Imre Taveter
- Taveter in 2022

Personal information
- Nationality: Estonia
- Born: 21 April 1967 Keila, Estonia
- Died: 25 March 2026 (aged 58)
- Height: 1.81 m (5 ft 11 in)
- Weight: 96 kg (212 lb)

Sailing career
- Sport: Sailing
- Club: Pärnu Yachtclub
- Class: Dinghy

= Imre Taveter =

Estonian sailor (1967–2026)

Imre Taveter (21 April 1967 – 25 March 2026) was an Estonian sailor who specialised in the Finn class. He won nine Estonian Championships titles in the Finn class.

==Biography==
Taveter started sailing in the Optimist class in 1976 at Kalev Yacht Club, in the Pirita district of Tallinn. Taveter won U18 Youth Championships titles of Soviet Union in the Finn class in 1984 and in 1985. He won the European U21 Junior Championships title in the Finn class (Çeşme, Turkey) in 1987. Taveter has won nine Estonian Championships titles in the Finn class (1992, 1994, 1995, 1996, 1997, 1998, 1999, 2000, 2003).

He ended his career as a full-time athlete in 1996, but he continued to practice sailing sport as an amateur.
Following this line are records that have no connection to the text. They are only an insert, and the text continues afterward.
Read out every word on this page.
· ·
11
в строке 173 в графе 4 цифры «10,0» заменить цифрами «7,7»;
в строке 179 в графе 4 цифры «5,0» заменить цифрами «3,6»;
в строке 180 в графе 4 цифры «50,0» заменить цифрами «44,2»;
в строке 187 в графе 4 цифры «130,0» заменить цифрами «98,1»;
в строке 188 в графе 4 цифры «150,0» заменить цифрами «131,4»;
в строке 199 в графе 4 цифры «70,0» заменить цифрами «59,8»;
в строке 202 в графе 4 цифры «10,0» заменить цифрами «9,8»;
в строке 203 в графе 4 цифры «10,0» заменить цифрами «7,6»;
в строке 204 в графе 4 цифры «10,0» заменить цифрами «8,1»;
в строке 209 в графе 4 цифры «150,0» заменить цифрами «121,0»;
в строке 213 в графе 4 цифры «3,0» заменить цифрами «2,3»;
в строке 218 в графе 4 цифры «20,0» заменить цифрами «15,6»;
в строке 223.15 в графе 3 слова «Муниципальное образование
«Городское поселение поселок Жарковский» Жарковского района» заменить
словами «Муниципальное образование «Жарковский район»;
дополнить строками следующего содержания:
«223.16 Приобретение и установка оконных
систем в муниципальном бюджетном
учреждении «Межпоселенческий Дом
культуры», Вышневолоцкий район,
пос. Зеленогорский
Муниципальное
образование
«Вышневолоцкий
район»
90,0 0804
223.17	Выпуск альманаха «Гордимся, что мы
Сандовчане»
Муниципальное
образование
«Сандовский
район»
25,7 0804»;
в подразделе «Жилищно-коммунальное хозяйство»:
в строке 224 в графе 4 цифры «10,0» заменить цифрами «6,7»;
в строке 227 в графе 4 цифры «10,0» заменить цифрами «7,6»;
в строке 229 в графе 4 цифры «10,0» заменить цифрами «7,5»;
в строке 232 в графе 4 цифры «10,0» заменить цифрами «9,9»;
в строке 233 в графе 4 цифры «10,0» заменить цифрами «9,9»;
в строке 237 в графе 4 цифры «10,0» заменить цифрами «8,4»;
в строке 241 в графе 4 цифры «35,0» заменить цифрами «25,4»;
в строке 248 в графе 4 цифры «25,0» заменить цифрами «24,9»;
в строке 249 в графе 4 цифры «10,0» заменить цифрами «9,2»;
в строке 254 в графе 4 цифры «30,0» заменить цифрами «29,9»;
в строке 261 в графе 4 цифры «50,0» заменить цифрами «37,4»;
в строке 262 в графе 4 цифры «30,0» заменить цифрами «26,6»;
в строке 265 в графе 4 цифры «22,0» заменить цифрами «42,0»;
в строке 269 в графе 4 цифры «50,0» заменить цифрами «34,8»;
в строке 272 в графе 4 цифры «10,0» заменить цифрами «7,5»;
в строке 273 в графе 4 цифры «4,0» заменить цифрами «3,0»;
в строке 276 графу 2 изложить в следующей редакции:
In 2022, he was ranked 445 in the world in the Finn Class World Ranking.

Taveter was selected to compete for Estonia in two editions of the Olympic Games (2000 and 2004) and trained for 1999–2004 at Pärnu Yacht Club.

He made his Olympic debut, as a 33-year-old yachtsman, at the 2000 Summer Olympics in Sydney, where he finished twenty-second in the Finn class with a grade of 102.
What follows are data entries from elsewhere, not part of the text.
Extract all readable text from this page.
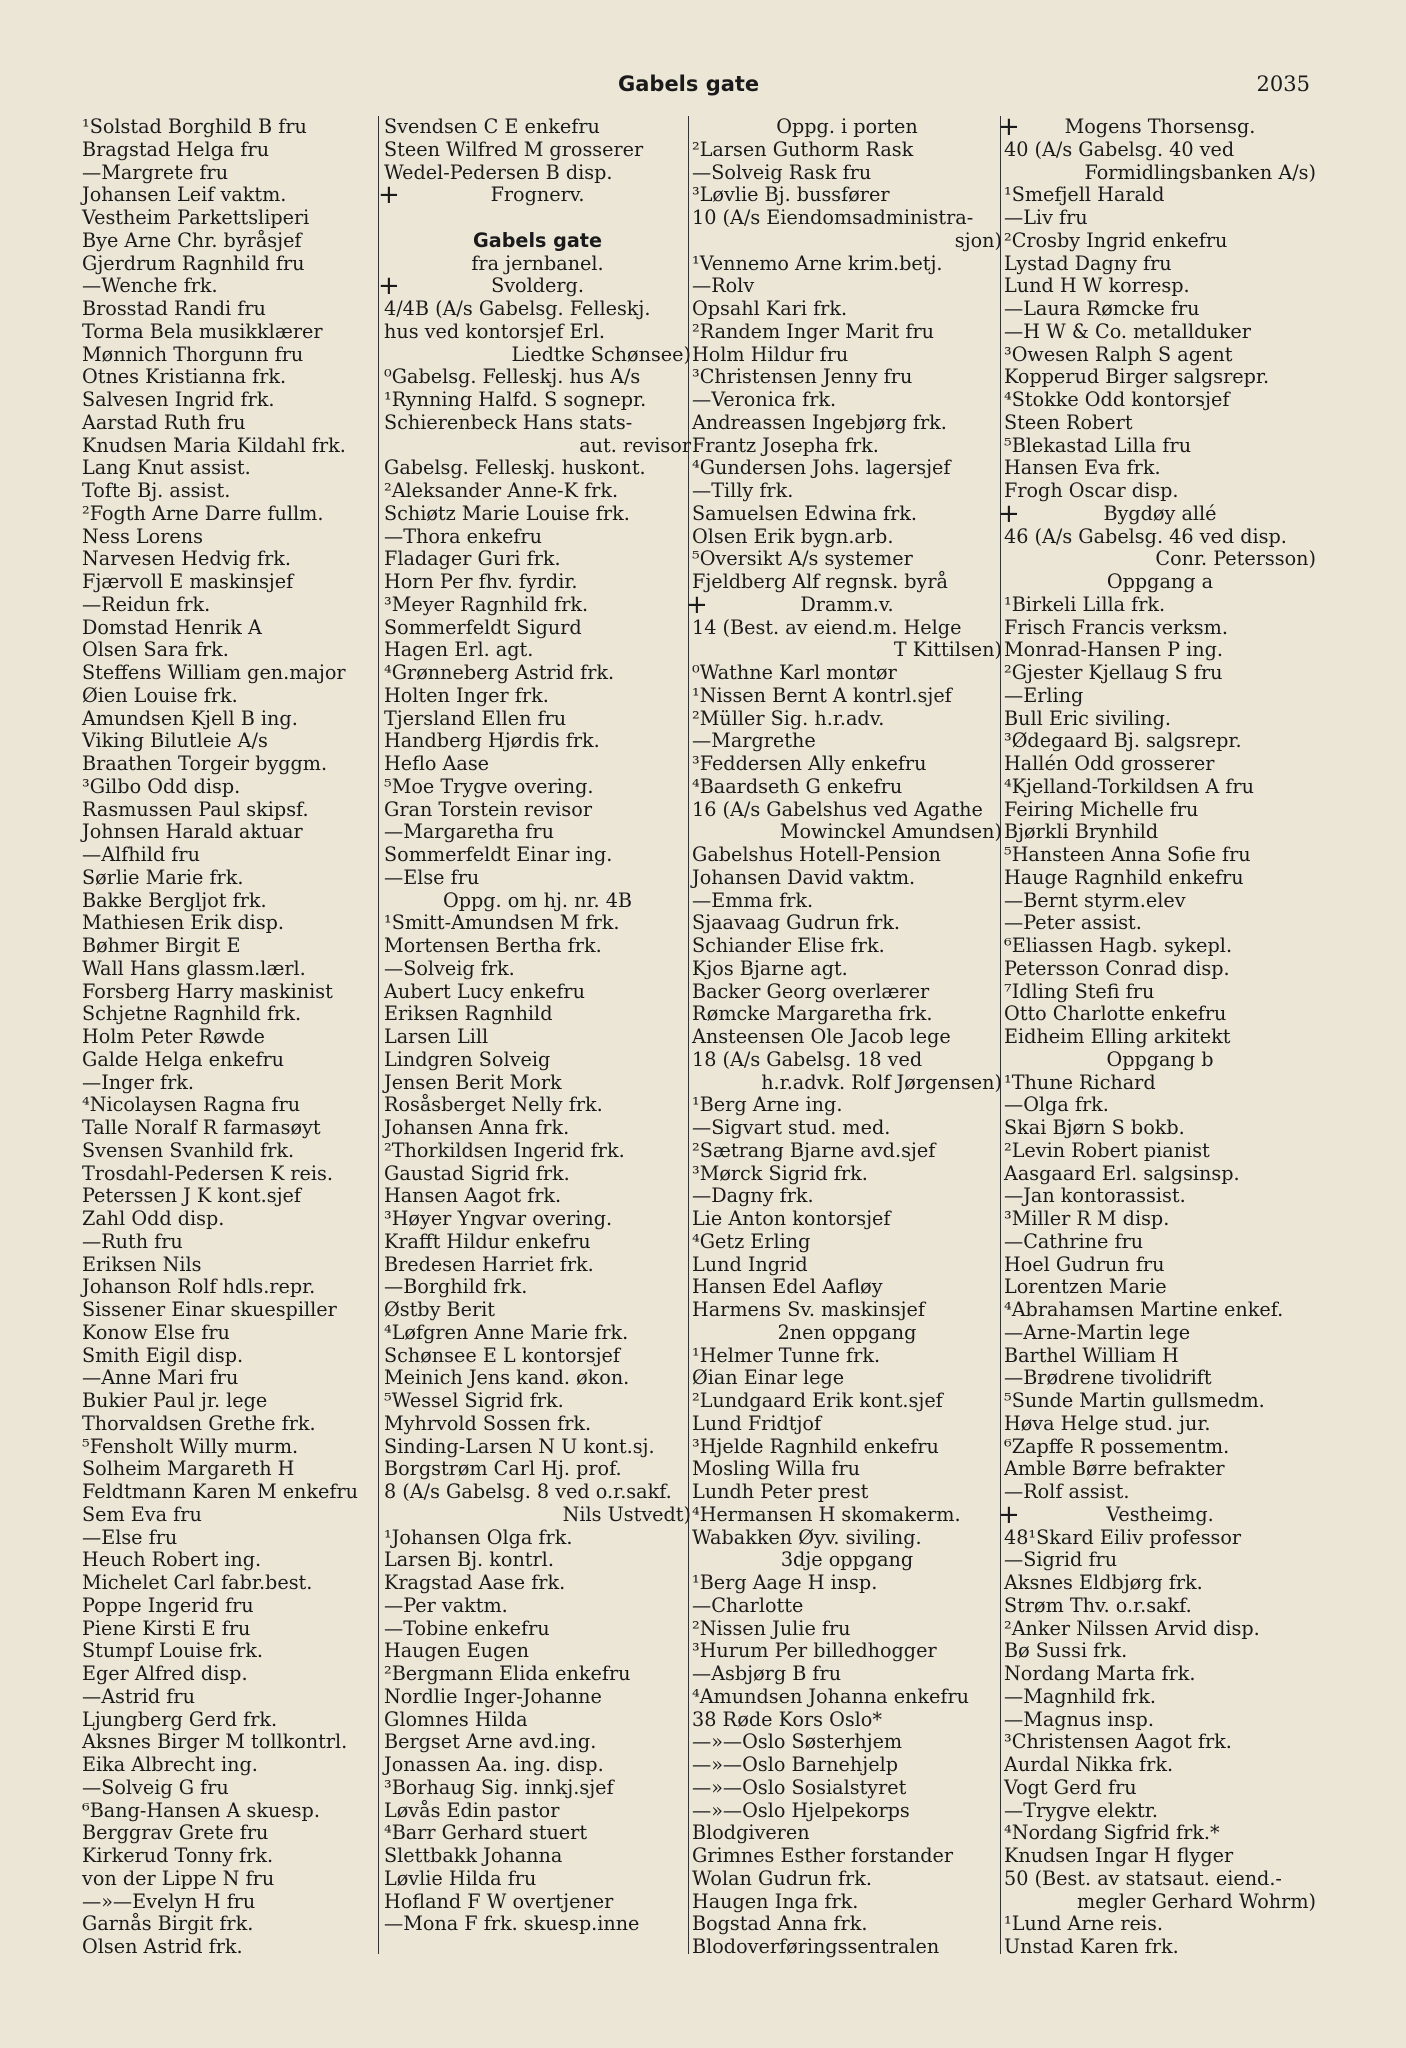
Gabels gate	2035
¹Solstad Borghild B fru
Bragstad Helga fru
—Margrete fru
Johansen Leif vaktm.
Vestheim Parkettsliperi
Bye Arne Chr. byråsjef
Gjerdrum Ragnhild fru
—Wenche frk.
Brosstad Randi fru
Torma Bela musikklærer
Mønnich Thorgunn fru
Otnes Kristianna frk.
Salvesen Ingrid frk.
Aarstad Ruth fru
Knudsen Maria Kildahl frk.
Lang Knut assist.
Tofte Bj. assist.
²Fogth Arne Darre fullm.
Ness Lorens
Narvesen Hedvig frk.
Fjærvoll E maskinsjef
—Reidun frk.
Domstad Henrik A
Olsen Sara frk.
Steffens William gen.major
Øien Louise frk.
Amundsen Kjell B ing.
Viking Bilutleie A/s
Braathen Torgeir byggm.
³Gilbo Odd disp.
Rasmussen Paul skipsf.
Johnsen Harald aktuar
—Alfhild fru
Sørlie Marie frk.
Bakke Bergljot frk.
Mathiesen Erik disp.
Bøhmer Birgit E
Wall Hans glassm.lærl.
Forsberg Harry maskinist
Schjetne Ragnhild frk.
Holm Peter Røwde
Galde Helga enkefru
—Inger frk.
⁴Nicolaysen Ragna fru
Talle Noralf R farmasøyt
Svensen Svanhild frk.
Trosdahl-Pedersen K reis.
Peterssen J K kont.sjef
Zahl Odd disp.
—Ruth fru
Eriksen Nils
Johanson Rolf hdls.repr.
Sissener Einar skuespiller
Konow Else fru
Smith Eigil disp.
—Anne Mari fru
Bukier Paul jr. lege
Thorvaldsen Grethe frk.
⁵Fensholt Willy murm.
Solheim Margareth H
Feldtmann Karen M enkefru
Sem Eva fru
—Else fru
Heuch Robert ing.
Michelet Carl fabr.best.
Poppe Ingerid fru
Piene Kirsti E fru
Stumpf Louise frk.
Eger Alfred disp.
—Astrid fru
Ljungberg Gerd frk.
Aksnes Birger M tollkontrl.
Eika Albrecht ing.
—Solveig G fru
⁶Bang-Hansen A skuesp.
Berggrav Grete fru
Kirkerud Tonny frk.
von der Lippe N fru
—»—Evelyn H fru
Garnås Birgit frk.
Olsen Astrid frk.
Svendsen C E enkefru
Steen Wilfred M grosserer
Wedel-Pedersen B disp.
+	Frognerv.
Gabels gate
fra jernbanel.
+	Svolderg.
4/4B (A/s Gabelsg. Felleskj.
hus ved kontorsjef Erl.
Liedtke Schønsee)
⁰Gabelsg. Felleskj. hus A/s
¹Rynning Halfd. S sognepr.
Schierenbeck Hans stats-
aut. revisor
Gabelsg. Felleskj. huskont.
²Aleksander Anne-K frk.
Schiøtz Marie Louise frk.
—Thora enkefru
Fladager Guri frk.
Horn Per fhv. fyrdir.
³Meyer Ragnhild frk.
Sommerfeldt Sigurd
Hagen Erl. agt.
⁴Grønneberg Astrid frk.
Holten Inger frk.
Tjersland Ellen fru
Handberg Hjørdis frk.
Heflo Aase
⁵Moe Trygve overing.
Gran Torstein revisor
—Margaretha fru
Sommerfeldt Einar ing.
—Else fru
Oppg. om hj. nr. 4B
¹Smitt-Amundsen M frk.
Mortensen Bertha frk.
—Solveig frk.
Aubert Lucy enkefru
Eriksen Ragnhild
Larsen Lill
Lindgren Solveig
Jensen Berit Mork
Rosåsberget Nelly frk.
Johansen Anna frk.
²Thorkildsen Ingerid frk.
Gaustad Sigrid frk.
Hansen Aagot frk.
³Høyer Yngvar overing.
Krafft Hildur enkefru
Bredesen Harriet frk.
—Borghild frk.
Østby Berit
⁴Løfgren Anne Marie frk.
Schønsee E L kontorsjef
Meinich Jens kand. økon.
⁵Wessel Sigrid frk.
Myhrvold Sossen frk.
Sinding-Larsen N U kont.sj.
Borgstrøm Carl Hj. prof.
8 (A/s Gabelsg. 8 ved o.r.sakf.
Nils Ustvedt)
¹Johansen Olga frk.
Larsen Bj. kontrl.
Kragstad Aase frk.
—Per vaktm.
—Tobine enkefru
Haugen Eugen
²Bergmann Elida enkefru
Nordlie Inger-Johanne
Glomnes Hilda
Bergset Arne avd.ing.
Jonassen Aa. ing. disp.
³Borhaug Sig. innkj.sjef
Løvås Edin pastor
⁴Barr Gerhard stuert
Slettbakk Johanna
Løvlie Hilda fru
Hofland F W overtjener
—Mona F frk. skuesp.inne
Oppg. i porten
²Larsen Guthorm Rask
—Solveig Rask fru
³Løvlie Bj. bussfører
10 (A/s Eiendomsadministra-
sjon)
¹Vennemo Arne krim.betj.
—Rolv
Opsahl Kari frk.
²Randem Inger Marit fru
Holm Hildur fru
³Christensen Jenny fru
—Veronica frk.
Andreassen Ingebjørg frk.
Frantz Josepha frk.
⁴Gundersen Johs. lagersjef
—Tilly frk.
Samuelsen Edwina frk.
Olsen Erik bygn.arb.
⁵Oversikt A/s systemer
Fjeldberg Alf regnsk. byrå
+	Dramm.v.
14 (Best. av eiend.m. Helge
T Kittilsen)
⁰Wathne Karl montør
¹Nissen Bernt A kontrl.sjef
²Müller Sig. h.r.adv.
—Margrethe
³Feddersen Ally enkefru
⁴Baardseth G enkefru
16 (A/s Gabelshus ved Agathe
Mowinckel Amundsen)
Gabelshus Hotell-Pension
Johansen David vaktm.
—Emma frk.
Sjaavaag Gudrun frk.
Schiander Elise frk.
Kjos Bjarne agt.
Backer Georg overlærer
Rømcke Margaretha frk.
Ansteensen Ole Jacob lege
18 (A/s Gabelsg. 18 ved
h.r.advk. Rolf Jørgensen)
¹Berg Arne ing.
—Sigvart stud. med.
²Sætrang Bjarne avd.sjef
³Mørck Sigrid frk.
—Dagny frk.
Lie Anton kontorsjef
⁴Getz Erling
Lund Ingrid
Hansen Edel Aafløy
Harmens Sv. maskinsjef
2nen oppgang
¹Helmer Tunne frk.
Øian Einar lege
²Lundgaard Erik kont.sjef
Lund Fridtjof
³Hjelde Ragnhild enkefru
Mosling Willa fru
Lundh Peter prest
⁴Hermansen H skomakerm.
Wabakken Øyv. siviling.
3dje oppgang
¹Berg Aage H insp.
—Charlotte
²Nissen Julie fru
³Hurum Per billedhogger
—Asbjørg B fru
⁴Amundsen Johanna enkefru
38 Røde Kors Oslo*
—»—Oslo Søsterhjem
—»—Oslo Barnehjelp
—»—Oslo Sosialstyret
—»—Oslo Hjelpekorps
Blodgiveren
Grimnes Esther forstander
Wolan Gudrun frk.
Haugen Inga frk.
Bogstad Anna frk.
Blodoverføringssentralen
+ Mogens Thorsensg.
40 (A/s Gabelsg. 40 ved
Formidlingsbanken A/s)
¹Smefjell Harald
—Liv fru
²Crosby Ingrid enkefru
Lystad Dagny fru
Lund H W korresp.
—Laura Rømcke fru
—H W & Co. metallduker
³Owesen Ralph S agent
Kopperud Birger salgsrepr.
⁴Stokke Odd kontorsjef
Steen Robert
⁵Blekastad Lilla fru
Hansen Eva frk.
Frogh Oscar disp.
+	Bygdøy allé
46 (A/s Gabelsg. 46 ved disp.
Conr. Petersson)
Oppgang a
¹Birkeli Lilla frk.
Frisch Francis verksm.
Monrad-Hansen P ing.
²Gjester Kjellaug S fru
—Erling
Bull Eric siviling.
³Ødegaard Bj. salgsrepr.
Hallén Odd grosserer
⁴Kjelland-Torkildsen A fru
Feiring Michelle fru
Bjørkli Brynhild
⁵Hansteen Anna Sofie fru
Hauge Ragnhild enkefru
—Bernt styrm.elev
—Peter assist.
⁶Eliassen Hagb. sykepl.
Petersson Conrad disp.
⁷Idling Stefi fru
Otto Charlotte enkefru
Eidheim Elling arkitekt
Oppgang b
¹Thune Richard
—Olga frk.
Skai Bjørn S bokb.
²Levin Robert pianist
Aasgaard Erl. salgsinsp.
—Jan kontorassist.
³Miller R M disp.
—Cathrine fru
Hoel Gudrun fru
Lorentzen Marie
⁴Abrahamsen Martine enkef.
—Arne-Martin lege
Barthel William H
—Brødrene tivolidrift
⁵Sunde Martin gullsmedm.
Høva Helge stud. jur.
⁶Zapffe R possementm.
Amble Børre befrakter
—Rolf assist.
+	Vestheimg.
48¹Skard Eiliv professor
—Sigrid fru
Aksnes Eldbjørg frk.
Strøm Thv. o.r.sakf.
²Anker Nilssen Arvid disp.
Bø Sussi frk.
Nordang Marta frk.
—Magnhild frk.
—Magnus insp.
³Christensen Aagot frk.
Aurdal Nikka frk.
Vogt Gerd fru
—Trygve elektr.
⁴Nordang Sigfrid frk.*
Knudsen Ingar H flyger
50 (Best. av statsaut. eiend.-
megler Gerhard Wohrm)
¹Lund Arne reis.
Unstad Karen frk.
In 2001, he started as a co-founder and CEO of a company Frontier Hockey OÜ producing sports equipment for ice hockey players.

At the 2004 Summer Olympics in Athens, Taveter had been offered an invitational place from the International Sailing Federation to compete on his second Estonian team in the men's Finn class. Taveter recorded a net grade of 221 to round out the fleet of twenty-five sailors in last place, trailing Italy's Michele Marchesini in the overall standings by a twenty-point margin.

Taveter died on 25 March 2026, at the age of 58.